Need Help on Fastest Search Logic

  • born2achieve (10/1/2013)


    Hi Livingston,

    thanks for your time on this and i have tried whatever you have shown couple of days before, the problem is time consuming and how to fasten the search process.

    hello...the sql code was provided as a set up for others that may like to get engaged in this thread...this is something that you have not provided so far.

    can you please confirm that, as in your original post, you want to match "corn" with "cornil" ??

    good luck

    ________________________________________________________________
    you can lead a user to data....but you cannot make them think
    and remember....every day is a school day

  • Hi Livingston,

    my bad. i didn't realize your set up data. The data is perfect but it's not cornil. it should be corn on the last insert row.

  • Sorry about that... I was going to make a large amount of test data to test performance of various methods with but got caught up in another discussion.

    --Jeff Moden


    RBAR is pronounced "ree-bar" and is a "Modenism" for Row-By-Agonizing-Row.
    First step towards the paradigm shift of writing Set Based code:
    ________Stop thinking about what you want to do to a ROW... think, instead, of what you want to do to a COLUMN.

    Change is inevitable... Change for the better is not.


    Helpful Links:
    How to post code problems
    How to Post Performance Problems
    Create a Tally Function (fnTally)

  • Haven't abandoned this and still working on a test data generator that everyone could use on this problem. [font="Arial Black"]Is the Product_Name in Table1 UNIQUE in Table1? Or can it be duplicated with multiple different Qty numbers?[/font]
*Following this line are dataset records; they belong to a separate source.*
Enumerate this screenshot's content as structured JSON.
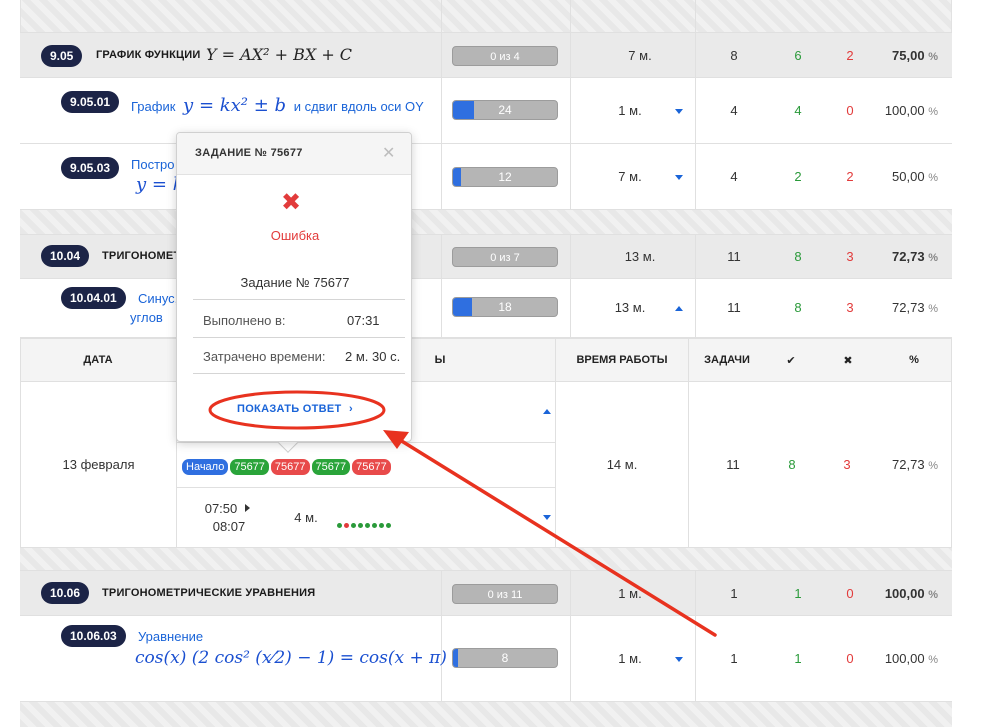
{
  "colors": {
    "accent": "#1a64d8",
    "badge": "#1c2447",
    "success": "#2a9a3a",
    "error": "#e23b3b",
    "annotation": "#e8321f"
  },
  "section_905": {
    "badge": "9.05",
    "title": "ГРАФИК ФУНКЦИИ",
    "formula": "Y = AX² + BX + C",
    "progress": "0 из 4",
    "progress_value": 0,
    "time": "7 м.",
    "tasks": "8",
    "correct": "6",
    "wrong": "2",
    "percent": "75,00",
    "percent_unit": "%"
  },
  "row_90501": {
    "badge": "9.05.01",
    "link_prefix": "График",
    "formula": "y = kx² ± b",
    "link_suffix": "и сдвиг вдоль оси OY",
    "progress": "24",
    "progress_value": 0.2,
    "time": "1 м.",
    "tasks": "4",
    "correct": "4",
    "wrong": "0",
    "percent": "100,00",
    "percent_unit": "%"
  },
  "row_90503": {
    "badge": "9.05.03",
    "link_prefix": "Постро",
    "formula": "y = k",
    "progress": "12",
    "progress_value": 0.08,
    "time": "7 м.",
    "tasks": "4",
    "correct": "2",
    "wrong": "2",
    "percent": "50,00",
    "percent_unit": "%"
  },
  "section_1004": {
    "badge": "10.04",
    "title": "ТРИГОНОМЕТ",
    "progress": "0 из 7",
    "progress_value": 0,
    "time": "13 м.",
    "tasks": "11",
    "correct": "8",
    "wrong": "3",
    "percent": "72,73",
    "percent_unit": "%"
  },
  "row_100401": {
    "badge": "10.04.01",
    "link_line1": "Синус,",
    "link_line2": "углов",
    "progress": "18",
    "progress_value": 0.18,
    "time": "13 м.",
    "tasks": "11",
    "correct": "8",
    "wrong": "3",
    "percent": "72,73",
    "percent_unit": "%"
  },
  "history": {
    "headers": {
      "date": "ДАТА",
      "tasks_suffix": "Ы",
      "work_time": "ВРЕМЯ РАБОТЫ",
      "tasks": "ЗАДАЧИ",
      "check": "✔",
      "cross": "✖",
      "percent": "%"
    },
    "date": "13 февраля",
    "chips": [
      {
        "label": "Начало",
        "kind": "start"
      },
      {
        "label": "75677",
        "kind": "ok"
      },
      {
        "label": "75677",
        "kind": "err"
      },
      {
        "label": "75677",
        "kind": "ok"
      },
      {
        "label": "75677",
        "kind": "err"
      }
    ],
    "session_start": "07:50",
    "session_end": "08:07",
    "session_duration": "4 м.",
    "dot_colors": [
      "#2a9a3a",
      "#e23b3b",
      "#2a9a3a",
      "#2a9a3a",
      "#2a9a3a",
      "#2a9a3a",
      "#2a9a3a",
      "#2a9a3a"
    ],
    "work_time": "14 м.",
    "tasks": "11",
    "correct": "8",
    "wrong": "3",
    "percent": "72,73",
    "percent_unit": "%"
  },
  "section_1006": {
    "badge": "10.06",
    "title": "ТРИГОНОМЕТРИЧЕСКИЕ УРАВНЕНИЯ",
    "progress": "0 из 11",
    "progress_value": 0,
    "time": "1 м.",
    "tasks": "1",
    "correct": "1",
    "wrong": "0",
    "percent": "100,00",
    "percent_unit": "%"
  },
  "row_100603": {
    "badge": "10.06.03",
    "link": "Уравнение",
    "formula": "cos(x) (2 cos² (x⁄2) − 1) = cos(x + π)",
    "progress": "8",
    "progress_value": 0.05,
    "time": "1 м.",
    "tasks": "1",
    "correct": "1",
    "wrong": "0",
    "percent": "100,00",
    "percent_unit": "%"
  },
  "popup": {
    "title": "ЗАДАНИЕ № 75677",
    "close_icon": "close-icon",
    "status_icon": "cross-icon",
    "status": "Ошибка",
    "task_label": "Задание № 75677",
    "done_label": "Выполнено в:",
    "done_value": "07:31",
    "spent_label": "Затрачено времени:",
    "spent_value": "2 м. 30 с.",
    "show_answer": "ПОКАЗАТЬ ОТВЕТ"
  }
}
    Also, this is part of the reason why we ask for "the DDL and some readily consumable test data". It answers so many questions. Please see the first "Helpful Link" in my signature line below.

    --Jeff Moden


    RBAR is pronounced "ree-bar" and is a "Modenism" for Row-By-Agonizing-Row.
    First step towards the paradigm shift of writing Set Based code:
    ________Stop thinking about what you want to do to a ROW... think, instead, of what you want to do to a COLUMN.

    Change is inevitable... Change for the better is not.


    Helpful Links:
    How to post code problems
    How to Post Performance Problems
    Create a Tally Function (fnTally)

  • Hi Jeff,

    Thanks a lot for your time on this and product_name on the table1 is unique.

  • This makes use of Moden's DelimitedSplit8k which you can download in the scripts section.

    SET ANSI_NULLS ON

    GO

    SET QUOTED_IDENTIFIER ON

    GO

    CREATE FUNCTION tvf_ChildRowNames

    (

    @rowName varchar(250)

    )

    RETURNS TABLE

    AS

    RETURN

    (

    SELECT name from table2 where exists ( select 1 from [DelimitedSplit8K](name, ',') where item = @rowName)

    )

    GO

    You use it like,

    select name from tvf_ChildRowNames('canola')

  • Generating random CSV's with a random number of elements from the list in Table1 was a bit of a chore. The items wouldn't come out random so I had to play with it a bit to trick it. It takes a bit to build the test tables (02:17 mm:ss) on my old machine but it would appear that I've been able to generate test data not unlike your real data for everyone to play with. It's a bit late here so I'll play with it tomorrow night. In the meantime, here's the code to generate the data for folks to play with and test for performance.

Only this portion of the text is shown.